Using multicolour CLKTextProvider in Swift in watchOS 5

With Wednesday's announcement of new watch faces in watchOS 5 + Series 4 Apple Watch (Infograph and Infograph Modular), one cool feature that went under the radar is the ability to have multicolour text complications.

You can combine multiple CLKTextProviders (each with their own tintColor) into a single text provider!

I'm using this functionality in the new version of Streaks, so wanted to share how I achieved it.

In the following screenshot, "→" is grey text, while "Read a book" is red - but they're the same text provider.

Screen-Shot-2018-09-15-at-6.59.20-pm-1

To achieve this, [CLKTextProvider textProviderWithFormat:] is used - however, since Swift doesn't support variable-length arguments, it's only possible to use this with Objective-C.

In trying to get this work with Swift, the Apple Watch engineering suggested the following to get this working in Swift.


CLKTextProvider+MultiColorPatch.h:

#import <ClockKit/ClockKit.h>

@interface CLKTextProvider (MultiColorPatch)

+ (CLKTextProvider *)textProviderByJoiningTextProviders: (NSArray<CLKTextProvider *> *)textProviders separator:(NSString * _Nullable) separator;

@end

CLKTextProvider+MultiColorPatch.m:

#import "CLKTextProvider+MultiColorPatch.h"

@implementation CLKTextProvider (MultiColorPatch)

+ (CLKTextProvider *)textProviderByJoiningTextProviders: (NSArray<CLKTextProvider *> *)textProviders separator:(NSString * _Nullable) separator {
    
    NSString *formatString = @"%@%@";
    
    if (separator.length > 0) {
        formatString = [NSString stringWithFormat:@"%@%@%@", @"%@", separator, @"%@"];
    }
    
    CLKTextProvider *firstItem = textProviders.firstObject;
    
    for (int index = 1; index < textProviders.count; index++) {
        CLKTextProvider *secondItem = [textProviders objectAtIndex: index];
        firstItem = [CLKTextProvider textProviderWithFormat:formatString, firstItem, secondItem];
    }
    
    return firstItem;
}

@end

And you need to add it to your Objective-C bridging header in order to use it in Swift:

#import "CLKTextProvider+MultiColorPatch.h"

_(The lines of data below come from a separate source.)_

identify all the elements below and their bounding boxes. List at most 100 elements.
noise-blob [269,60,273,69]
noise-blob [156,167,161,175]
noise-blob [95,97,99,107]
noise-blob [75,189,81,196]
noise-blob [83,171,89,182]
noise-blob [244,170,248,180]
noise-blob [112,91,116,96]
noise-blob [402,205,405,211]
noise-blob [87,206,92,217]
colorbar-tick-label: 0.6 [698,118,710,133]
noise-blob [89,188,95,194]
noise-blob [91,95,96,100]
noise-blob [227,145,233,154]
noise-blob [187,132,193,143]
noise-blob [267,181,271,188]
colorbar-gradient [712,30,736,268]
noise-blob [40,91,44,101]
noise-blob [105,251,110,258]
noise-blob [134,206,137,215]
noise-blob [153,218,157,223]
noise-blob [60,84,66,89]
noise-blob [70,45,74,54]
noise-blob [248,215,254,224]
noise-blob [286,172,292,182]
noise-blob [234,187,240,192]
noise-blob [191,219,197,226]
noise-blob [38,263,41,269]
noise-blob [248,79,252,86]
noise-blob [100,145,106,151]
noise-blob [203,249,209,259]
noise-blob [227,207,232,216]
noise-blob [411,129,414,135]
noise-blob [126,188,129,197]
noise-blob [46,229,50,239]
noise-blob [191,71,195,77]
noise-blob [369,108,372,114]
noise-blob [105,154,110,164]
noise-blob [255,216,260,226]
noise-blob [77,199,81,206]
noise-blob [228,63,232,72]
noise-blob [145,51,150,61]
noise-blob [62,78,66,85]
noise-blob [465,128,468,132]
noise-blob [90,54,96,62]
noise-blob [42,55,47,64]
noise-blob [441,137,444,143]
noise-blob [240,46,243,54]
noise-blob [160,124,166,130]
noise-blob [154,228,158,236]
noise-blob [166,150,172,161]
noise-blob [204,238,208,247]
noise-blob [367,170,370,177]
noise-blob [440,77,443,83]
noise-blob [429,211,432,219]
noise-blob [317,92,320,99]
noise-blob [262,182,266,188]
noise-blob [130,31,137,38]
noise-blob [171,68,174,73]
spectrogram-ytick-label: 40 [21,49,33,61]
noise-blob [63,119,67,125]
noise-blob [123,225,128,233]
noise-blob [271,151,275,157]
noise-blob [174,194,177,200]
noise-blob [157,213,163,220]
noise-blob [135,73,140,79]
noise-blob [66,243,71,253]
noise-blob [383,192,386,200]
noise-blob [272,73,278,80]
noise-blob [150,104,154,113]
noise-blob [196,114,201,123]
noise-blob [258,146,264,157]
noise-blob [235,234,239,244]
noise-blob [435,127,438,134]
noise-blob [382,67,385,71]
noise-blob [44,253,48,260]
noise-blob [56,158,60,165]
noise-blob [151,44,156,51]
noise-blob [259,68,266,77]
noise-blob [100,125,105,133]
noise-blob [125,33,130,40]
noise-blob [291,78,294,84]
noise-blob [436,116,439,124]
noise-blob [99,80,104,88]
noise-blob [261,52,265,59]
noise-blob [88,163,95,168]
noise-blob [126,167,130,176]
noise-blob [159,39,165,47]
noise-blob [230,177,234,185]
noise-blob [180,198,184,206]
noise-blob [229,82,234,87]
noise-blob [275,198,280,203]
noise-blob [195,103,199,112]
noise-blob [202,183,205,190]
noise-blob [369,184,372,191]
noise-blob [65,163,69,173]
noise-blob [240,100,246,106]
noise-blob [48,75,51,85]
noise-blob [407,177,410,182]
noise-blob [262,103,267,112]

To make use of this in Swift, create and tint each part as a separate text provider:

let arrow = CLKSimpleTextProvider(text: "→")
arrow.tintColor = UIColor.grey

let text = CLKSimpleTextProvider(text: "Read a Book")
text.tintColor = UIColor.red

let separator = " "

let multi = CLKTextProvider(byJoining: [arrow, text], separator: separator)

If you separator was something else (e.g. a bullet point), you could set multi.tintColor to set its color.

To use this text provider, you need to ensure the complication template allows multicolour templates.


Bonus tip: I think you can combine a dynamic text provider (e.g. CLKRelativeDateTextProvider) with static text, and it'll still animate as a timer.